If you’re paying entirely out of pocket for a private therapist, expect to spend around $139 per session based on 2024 national averages. That figure varies significantly by location, ranging from about $122 in lower-cost states to $227 in the most expensive markets. With a typical course of 5 to 20 sessions, the total out-of-pocket cost for a full round of treatment could land anywhere from roughly $600 to $2,800 at average rates. Many private therapists offer a limited number of sliding-scale spots, so it’s worth asking directly when you call.

How to Verify a Therapist’s CBT Training

CBT is one of the most commonly claimed specialties in therapy, but training depth varies. Some therapists took a single workshop; others spent years in supervised CBT practice. A few things to check before booking:

  • Certification through A-CBT. This is the closest thing to a formal CBT credential. Therapists certified through the Academy of Cognitive and Behavioral Therapies have demonstrated competence through a structured review process.
  • ABCT membership.
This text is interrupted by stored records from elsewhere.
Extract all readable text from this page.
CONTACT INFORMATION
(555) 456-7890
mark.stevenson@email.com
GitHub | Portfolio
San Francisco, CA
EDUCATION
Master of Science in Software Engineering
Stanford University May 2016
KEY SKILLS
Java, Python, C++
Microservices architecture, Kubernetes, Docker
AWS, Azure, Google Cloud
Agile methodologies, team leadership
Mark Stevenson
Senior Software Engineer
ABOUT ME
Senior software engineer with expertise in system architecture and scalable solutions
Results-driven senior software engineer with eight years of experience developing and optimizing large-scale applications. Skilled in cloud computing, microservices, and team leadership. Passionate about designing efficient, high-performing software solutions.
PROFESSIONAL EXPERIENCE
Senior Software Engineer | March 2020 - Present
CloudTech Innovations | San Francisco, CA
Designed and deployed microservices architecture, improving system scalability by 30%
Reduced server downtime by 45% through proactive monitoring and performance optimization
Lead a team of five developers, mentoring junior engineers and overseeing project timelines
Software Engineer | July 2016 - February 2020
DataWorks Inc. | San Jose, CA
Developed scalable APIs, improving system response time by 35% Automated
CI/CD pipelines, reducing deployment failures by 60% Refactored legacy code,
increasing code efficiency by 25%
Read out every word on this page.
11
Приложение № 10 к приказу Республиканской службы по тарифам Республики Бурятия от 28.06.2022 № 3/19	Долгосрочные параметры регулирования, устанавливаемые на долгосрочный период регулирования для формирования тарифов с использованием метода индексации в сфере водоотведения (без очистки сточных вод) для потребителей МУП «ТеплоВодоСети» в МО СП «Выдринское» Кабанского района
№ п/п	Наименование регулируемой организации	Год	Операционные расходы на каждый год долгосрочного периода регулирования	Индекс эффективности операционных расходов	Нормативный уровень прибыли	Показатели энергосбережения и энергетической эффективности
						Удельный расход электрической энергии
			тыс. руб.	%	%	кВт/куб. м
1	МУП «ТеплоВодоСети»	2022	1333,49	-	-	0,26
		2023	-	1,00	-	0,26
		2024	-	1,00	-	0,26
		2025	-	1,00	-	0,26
While ABCT is a professional interest group rather than a certifying body, members have met membership requirements and self-selected into a CBT-focused organization.
  • Training background. Ask the therapist directly where they trained in CBT, whether they received supervised CBT cases during their graduate or postdoctoral training, and what percentage of their current caseload involves CBT. A therapist who regularly uses CBT will answer these questions easily.

What to Expect at Your First Session

Your first appointment is mostly an intake assessment. The therapist will ask about your symptoms, their severity, how long they’ve been going on, and how they affect your daily life. You’ll likely fill out standardized questionnaires that measure things like depression severity, anxiety levels, sleep quality, or substance use. These aren’t diagnostic tests in the way a blood test is. They’re structured checklists that give the therapist a baseline so they can track whether treatment is working over time.

The therapist will also ask about your goals. CBT is goal-oriented by design, so knowing what you want to change (sleeping better, managing panic attacks, reducing avoidance of social situations) helps shape the treatment plan. You probably won’t dive into CBT techniques during the first session. Most therapists use it to gather information and explain how CBT works, then begin the structured work in session two or three.